Jim McKillop from Waterfoot is a terrific fiddle player who also happens to be one of the finest fiddle makers in the country. Len Graham of Glenarm is an amazingly talented and endearing traditional singer who has made singing his life's work, singing the songs of north Antrim on concert platforms and in pub sessions all over the world.

Another musician, worthy of note is Denis Sweeney of Randalstown, an excellent musician who has taught fiddle to countless numbers over the years, and inspired many more with his playing. Charlie Gillen from Dervock carries on where Alex McAllister left off, for he not only ‘talks the talk’ in a broad, rich country accent, but also composes many wonderful rhymes in the idiom. Fortunately, Gillen has a natural gift for reciting these little gems, which make them, uniquely, legends in his own lifetime.

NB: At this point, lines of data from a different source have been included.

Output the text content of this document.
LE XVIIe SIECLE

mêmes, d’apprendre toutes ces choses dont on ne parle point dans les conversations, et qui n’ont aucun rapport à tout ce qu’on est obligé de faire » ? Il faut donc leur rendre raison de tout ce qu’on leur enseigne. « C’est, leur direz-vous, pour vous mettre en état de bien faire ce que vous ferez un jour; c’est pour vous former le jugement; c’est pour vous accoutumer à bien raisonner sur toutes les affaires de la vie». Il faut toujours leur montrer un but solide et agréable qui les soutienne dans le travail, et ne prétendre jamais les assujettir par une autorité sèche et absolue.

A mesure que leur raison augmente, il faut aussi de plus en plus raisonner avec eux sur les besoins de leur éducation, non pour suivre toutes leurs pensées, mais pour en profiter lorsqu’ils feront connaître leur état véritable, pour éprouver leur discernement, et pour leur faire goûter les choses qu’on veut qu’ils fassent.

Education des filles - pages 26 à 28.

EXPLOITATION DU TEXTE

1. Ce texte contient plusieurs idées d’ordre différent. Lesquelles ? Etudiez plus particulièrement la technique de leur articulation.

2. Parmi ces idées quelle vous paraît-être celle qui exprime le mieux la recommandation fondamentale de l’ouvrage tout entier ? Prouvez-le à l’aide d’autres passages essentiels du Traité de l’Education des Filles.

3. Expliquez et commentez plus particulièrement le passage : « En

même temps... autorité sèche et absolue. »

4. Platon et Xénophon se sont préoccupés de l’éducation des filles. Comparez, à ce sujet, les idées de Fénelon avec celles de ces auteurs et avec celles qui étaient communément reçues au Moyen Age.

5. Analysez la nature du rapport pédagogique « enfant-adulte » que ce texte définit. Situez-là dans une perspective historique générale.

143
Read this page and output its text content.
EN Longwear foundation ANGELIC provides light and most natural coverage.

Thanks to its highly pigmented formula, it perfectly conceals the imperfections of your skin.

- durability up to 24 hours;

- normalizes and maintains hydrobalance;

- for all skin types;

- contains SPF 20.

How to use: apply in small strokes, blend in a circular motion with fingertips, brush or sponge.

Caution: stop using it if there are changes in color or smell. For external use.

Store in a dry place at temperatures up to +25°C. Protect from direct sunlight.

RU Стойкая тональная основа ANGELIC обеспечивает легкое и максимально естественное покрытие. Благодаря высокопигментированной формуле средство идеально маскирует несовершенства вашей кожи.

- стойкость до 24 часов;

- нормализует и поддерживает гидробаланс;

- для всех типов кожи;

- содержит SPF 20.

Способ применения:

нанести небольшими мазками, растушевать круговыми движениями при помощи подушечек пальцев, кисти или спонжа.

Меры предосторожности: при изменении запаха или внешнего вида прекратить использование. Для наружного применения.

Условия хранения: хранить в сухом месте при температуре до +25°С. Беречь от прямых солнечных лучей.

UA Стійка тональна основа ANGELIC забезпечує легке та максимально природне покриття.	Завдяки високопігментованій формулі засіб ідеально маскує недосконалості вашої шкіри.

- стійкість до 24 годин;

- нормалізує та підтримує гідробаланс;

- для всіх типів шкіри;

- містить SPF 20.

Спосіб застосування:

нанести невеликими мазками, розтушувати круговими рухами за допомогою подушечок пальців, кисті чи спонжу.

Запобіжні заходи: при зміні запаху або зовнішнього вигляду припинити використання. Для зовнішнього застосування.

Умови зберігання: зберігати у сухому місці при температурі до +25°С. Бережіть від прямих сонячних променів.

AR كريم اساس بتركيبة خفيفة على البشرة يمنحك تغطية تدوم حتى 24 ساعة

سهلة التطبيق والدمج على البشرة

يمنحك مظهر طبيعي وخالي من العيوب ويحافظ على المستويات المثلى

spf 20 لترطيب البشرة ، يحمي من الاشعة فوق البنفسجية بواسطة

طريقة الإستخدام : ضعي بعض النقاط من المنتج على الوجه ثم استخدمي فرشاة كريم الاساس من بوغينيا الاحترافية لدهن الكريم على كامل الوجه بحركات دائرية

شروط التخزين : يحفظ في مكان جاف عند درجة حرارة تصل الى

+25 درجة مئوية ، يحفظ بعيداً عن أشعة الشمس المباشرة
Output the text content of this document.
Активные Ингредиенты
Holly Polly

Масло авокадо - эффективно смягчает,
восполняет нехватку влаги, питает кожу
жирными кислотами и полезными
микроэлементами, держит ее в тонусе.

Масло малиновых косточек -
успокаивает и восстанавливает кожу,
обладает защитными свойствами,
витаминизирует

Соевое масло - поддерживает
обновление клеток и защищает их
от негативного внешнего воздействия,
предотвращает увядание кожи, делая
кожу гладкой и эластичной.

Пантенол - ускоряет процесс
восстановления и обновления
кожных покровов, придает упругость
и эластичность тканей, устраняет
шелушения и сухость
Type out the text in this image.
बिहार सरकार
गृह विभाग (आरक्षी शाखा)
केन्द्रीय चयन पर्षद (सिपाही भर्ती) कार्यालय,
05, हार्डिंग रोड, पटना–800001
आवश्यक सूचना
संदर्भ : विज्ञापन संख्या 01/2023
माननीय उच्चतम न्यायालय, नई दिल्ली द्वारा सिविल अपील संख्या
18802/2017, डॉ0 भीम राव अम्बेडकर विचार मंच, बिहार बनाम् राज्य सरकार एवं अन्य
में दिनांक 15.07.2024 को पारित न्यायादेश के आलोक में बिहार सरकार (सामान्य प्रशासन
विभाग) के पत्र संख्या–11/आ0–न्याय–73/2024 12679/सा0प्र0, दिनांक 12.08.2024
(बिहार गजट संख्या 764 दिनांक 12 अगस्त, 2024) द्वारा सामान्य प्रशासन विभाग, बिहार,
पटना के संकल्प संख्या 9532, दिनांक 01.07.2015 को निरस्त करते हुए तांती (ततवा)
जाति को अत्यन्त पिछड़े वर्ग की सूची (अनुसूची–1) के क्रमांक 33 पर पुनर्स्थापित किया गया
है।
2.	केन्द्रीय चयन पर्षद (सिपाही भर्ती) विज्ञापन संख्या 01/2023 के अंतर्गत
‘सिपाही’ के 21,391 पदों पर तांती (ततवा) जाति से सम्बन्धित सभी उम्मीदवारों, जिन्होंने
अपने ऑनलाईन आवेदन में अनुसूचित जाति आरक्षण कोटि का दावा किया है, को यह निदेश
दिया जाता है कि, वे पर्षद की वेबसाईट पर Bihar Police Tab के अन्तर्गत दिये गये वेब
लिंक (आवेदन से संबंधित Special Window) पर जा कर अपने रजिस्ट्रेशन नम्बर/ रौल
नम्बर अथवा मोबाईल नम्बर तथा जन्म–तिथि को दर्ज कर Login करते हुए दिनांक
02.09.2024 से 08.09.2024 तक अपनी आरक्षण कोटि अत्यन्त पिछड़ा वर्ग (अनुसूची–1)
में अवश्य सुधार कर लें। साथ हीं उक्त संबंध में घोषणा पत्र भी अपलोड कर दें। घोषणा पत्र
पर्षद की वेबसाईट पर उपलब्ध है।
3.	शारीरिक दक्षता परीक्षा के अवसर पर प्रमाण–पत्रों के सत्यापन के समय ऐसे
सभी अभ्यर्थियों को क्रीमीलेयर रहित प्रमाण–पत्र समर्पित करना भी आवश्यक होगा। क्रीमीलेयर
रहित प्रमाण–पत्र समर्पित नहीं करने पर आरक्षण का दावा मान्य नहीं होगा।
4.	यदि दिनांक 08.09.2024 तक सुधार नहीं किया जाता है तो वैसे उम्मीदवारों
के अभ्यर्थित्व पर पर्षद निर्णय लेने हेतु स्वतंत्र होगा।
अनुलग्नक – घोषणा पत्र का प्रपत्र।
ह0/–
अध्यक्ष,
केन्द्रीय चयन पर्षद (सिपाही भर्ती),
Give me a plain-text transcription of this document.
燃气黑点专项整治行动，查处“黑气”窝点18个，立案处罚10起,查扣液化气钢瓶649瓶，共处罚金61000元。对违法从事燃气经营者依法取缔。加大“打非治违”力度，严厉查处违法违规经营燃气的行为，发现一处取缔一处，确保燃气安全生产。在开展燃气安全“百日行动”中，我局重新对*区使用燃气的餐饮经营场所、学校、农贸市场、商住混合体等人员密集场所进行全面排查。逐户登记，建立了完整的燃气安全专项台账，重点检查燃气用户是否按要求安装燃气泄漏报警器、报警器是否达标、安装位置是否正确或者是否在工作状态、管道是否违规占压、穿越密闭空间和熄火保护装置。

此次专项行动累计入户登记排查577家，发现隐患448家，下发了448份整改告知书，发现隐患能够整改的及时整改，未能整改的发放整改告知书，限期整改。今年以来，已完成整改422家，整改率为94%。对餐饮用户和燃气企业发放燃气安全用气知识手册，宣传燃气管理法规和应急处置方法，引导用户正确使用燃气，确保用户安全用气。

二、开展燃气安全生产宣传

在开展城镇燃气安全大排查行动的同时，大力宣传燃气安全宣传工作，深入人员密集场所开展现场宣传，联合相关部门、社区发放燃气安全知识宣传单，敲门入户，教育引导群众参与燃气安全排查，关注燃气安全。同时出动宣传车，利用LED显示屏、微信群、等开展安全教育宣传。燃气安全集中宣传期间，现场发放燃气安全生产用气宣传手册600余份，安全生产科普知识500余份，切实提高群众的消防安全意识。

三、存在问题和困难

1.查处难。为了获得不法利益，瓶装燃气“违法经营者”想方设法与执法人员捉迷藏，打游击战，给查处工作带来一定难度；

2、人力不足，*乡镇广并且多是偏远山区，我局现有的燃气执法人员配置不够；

Last, but not least, is Paul McAuley of Ballycastle, a full time Bodhran maker and player who has helped many youngsters take their first faltering steps on to the traditional music ladder, supplying their first home grown instrument.

North Antrim is also awash with talented highland pipers who brought home two world championship trophies in 2004.

As well as these men—or in most cases, because of these men—there is a third group we need to look at, namely younger musicians who continue to carry the mantle of traditional music in Co Antrim. As in the previous category, there are too many to mention here, but I am thinking of such musicians as harpist Marie McGowan from Ballycastle, demon accordionist Damian McKee from Dunloy, enchanting flautist Dee Havlin from Ballymoney, fiddle player Kieran Convery from Portglenone, and the awesome harpist and guitar player Eoghain O'Brien, also of Portglenone. These talents, plus many, many more, play on a world stage, but essentially, also actively pass on the tradition to the next generation.